Schaminée, J. et al. (2010) Veldgids Plantengemeenschappen van Nederland deelt Bevertjes als belangrijke soort in in
14Bc2 Associatie van Sikkelklaver en Zachte haver
15Aa1 Kalkgrasland
16Bc2 Associatie van Ruige weegbree en Aarddistel
19Aa4 Assocatie van Betonie en Gevinde kortsteel
Bevertjes wordt ook op kleine schaal gekweekt voor gebruik in siertuinen en voor het maken van droogboeketten. Maar meestal heb je dan te maken met de eenjarige soorten Groot en Klein trilgras. Je kunt deze twee soorten onderscheiden van Bevertjes doordat ze geen stomp, maar een spits tongetje hebben dat langer is dan 1 mm. Deze soorten kunnen verwilderen. In dat geval kun je ze dus ook in halfnatuurlijke graslanden vinden. Groot trilgras treedt steeds vaker op in de stedelijke omgeving, bijvoorbeeld in Amsterdam.

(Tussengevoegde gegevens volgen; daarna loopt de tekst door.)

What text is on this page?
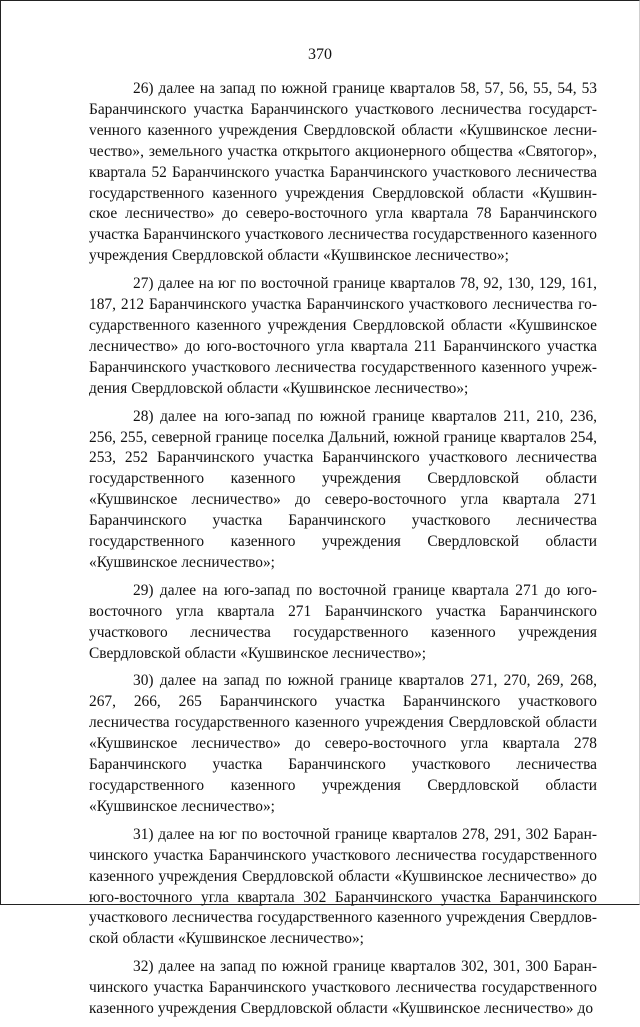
370

26) далее на запад по южной границе кварталов 58, 57, 56, 55, 54, 53 Баранчинского участка Баранчинского участкового лесничества государстvенного казенного учреждения Свердловской области «Кушвинское лесничество», земельного участка открытого акционерного общества «Святогор», квартала 52 Баранчинского участка Баранчинского участкового лесничества государственного казенного учреждения Свердловской области «Кушвинское лесничество» до северо-восточного угла квартала 78 Баранчинского участка Баранчинского участкового лесничества государственного казенного учреждения Свердловской области «Кушвинское лесничество»;

27) далее на юг по восточной границе кварталов 78, 92, 130, 129, 161, 187, 212 Баранчинского участка Баранчинского участкового лесничества государственного казенного учреждения Свердловской области «Кушвинское лесничество» до юго-восточного угла квартала 211 Баранчинского участка Баранчинского участкового лесничества государственного казенного учреждения Свердловской области «Кушвинское лесничество»;

28) далее на юго-запад по южной границе кварталов 211, 210, 236, 256, 255, северной границе поселка Дальний, южной границе кварталов 254, 253, 252 Баранчинского участка Баранчинского участкового лесничества государственного казенного учреждения Свердловской области «Кушвинское лесничество» до северо-восточного угла квартала 271 Баранчинского участка Баранчинского участкового лесничества государственного казенного учреждения Свердловской области «Кушвинское лесничество»;

29) далее на юго-запад по восточной границе квартала 271 до юго-восточного угла квартала 271 Баранчинского участка Баранчинского участкового лесничества государственного казенного учреждения Свердловской области «Кушвинское лесничество»;

30) далее на запад по южной границе кварталов 271, 270, 269, 268, 267, 266, 265 Баранчинского участка Баранчинского участкового лесничества государственного казенного учреждения Свердловской области «Кушвинское лесничество» до северо-восточного угла квартала 278 Баранчинского участка Баранчинского участкового лесничества государственного казенного учреждения Свердловской области «Кушвинское лесничество»;

31) далее на юг по восточной границе кварталов 278, 291, 302 Баранчинского участка Баранчинского участкового лесничества государственного казенного учреждения Свердловской области «Кушвинское лесничество» до юго-восточного угла квартала 302 Баранчинского участка Баранчинского участкового лесничества государственного казенного учреждения Свердловской области «Кушвинское лесничество»;

32) далее на запад по южной границе кварталов 302, 301, 300 Баранчинского участка Баранчинского участкового лесничества государственного казенного учреждения Свердловской области «Кушвинское лесничество» до
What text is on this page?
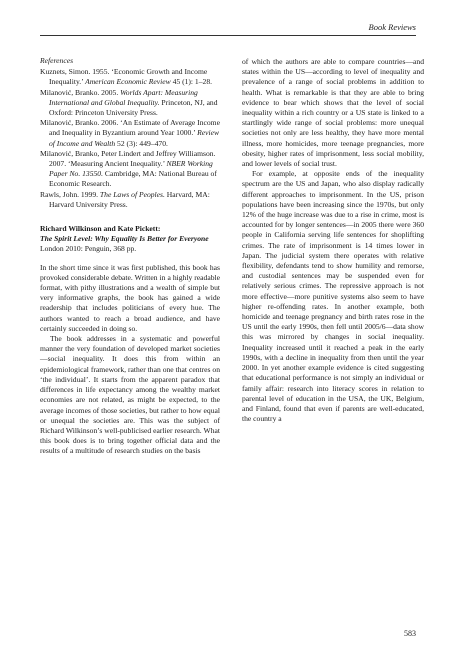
Book Reviews

References

Kuznets, Simon. 1955. ‘Economic Growth and Income Inequality.’ American Economic Review 45 (1): 1–28.

Milanović, Branko. 2005. Worlds Apart: Measuring International and Global Inequality. Princeton, NJ, and Oxford: Princeton University Press.

Milanović, Branko. 2006. ‘An Estimate of Average Income and Inequality in Byzantium around Year 1000.’ Review of Income and Wealth 52 (3): 449–470.

Milanović, Branko, Peter Lindert and Jeffrey Williamson. 2007. ‘Measuring Ancient Inequality.’ NBER Working Paper No. 13550. Cambridge, MA: National Bureau of Economic Research.

Rawls, John. 1999. The Laws of Peoples. Harvard, MA: Harvard University Press.

Richard Wilkinson and Kate Pickett:

The Spirit Level: Why Equality Is Better for Everyone

London 2010: Penguin, 368 pp.

In the short time since it was first published, this book has provoked considerable debate. Written in a highly readable format, with pithy illustrations and a wealth of simple but very informative graphs, the book has gained a wide readership that includes politicians of every hue. The authors wanted to reach a broad audience, and have certainly succeeded in doing so.

The book addresses in a systematic and powerful manner the very foundation of developed market societies—social inequality. It does this from within an epidemiological framework, rather than one that centres on ‘the individual’. It starts from the apparent paradox that differences in life expectancy among the wealthy market economies are not related, as might be expected, to the average incomes of those societies, but rather to how equal or unequal the societies are. This was the subject of Richard Wilkinson’s well-publicised earlier research. What this book does is to bring together official data and the results of a multitude of research studies on the basis

of which the authors are able to compare countries—and states within the US—according to level of inequality and prevalence of a range of social problems in addition to health. What is remarkable is that they are able to bring evidence to bear which shows that the level of social inequality within a rich country or a US state is linked to a startlingly wide range of social problems: more unequal societies not only are less healthy, they have more mental illness, more homicides, more teenage pregnancies, more obesity, higher rates of imprisonment, less social mobility, and lower levels of social trust.

For example, at opposite ends of the inequality spectrum are the US and Japan, who also display radically different approaches to imprisonment. In the US, prison populations have been increasing since the 1970s, but only 12% of the huge increase was due to a rise in crime, most is accounted for by longer sentences—in 2005 there were 360 people in California serving life sentences for shoplifting crimes. The rate of imprisonment is 14 times lower in Japan. The judicial system there operates with relative flexibility, defendants tend to show humility and remorse, and custodial sentences may be suspended even for relatively serious crimes. The repressive approach is not more effective—more punitive systems also seem to have higher re-offending rates. In another example, both homicide and teenage pregnancy and birth rates rose in the US until the early 1990s, then fell until 2005/6—data show this was mirrored by changes in social inequality. Inequality increased until it reached a peak in the early 1990s, with a decline in inequality from then until the year 2000. In yet another example evidence is cited suggesting that educational performance is not simply an individual or family affair: research into literacy scores in relation to parental level of education in the USA, the UK, Belgium, and Finland, found that even if parents are well-educated, the country a

583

Nog meer informatie over de ecologie van Bevertjes en de relaties met andere organismen en het milieu is te vinden in Weeda, E.J. et al., (2003) Nederlandse oecologische Flora. Wilde planten en hun relaties. Deel 5: 107.
Het determineren op wetenschappelijke basis kan gebeuren met behulp van Meijden, R. van der (2005) Heukels' Flora van Nederland, 23ste druk: 213. Of met de nieuwe 24ste druk van deze flora: Duistermaat, L. (2020) Heukels' Flora van Nederland: 249.
Een andere gemakkelijke determinatie is mogelijk met Heijmans, E., Heinsius, H.W. en Thijsse, Jac.P. (1983) Geïllustreerde flora van Nederland, 22ste druk: 282.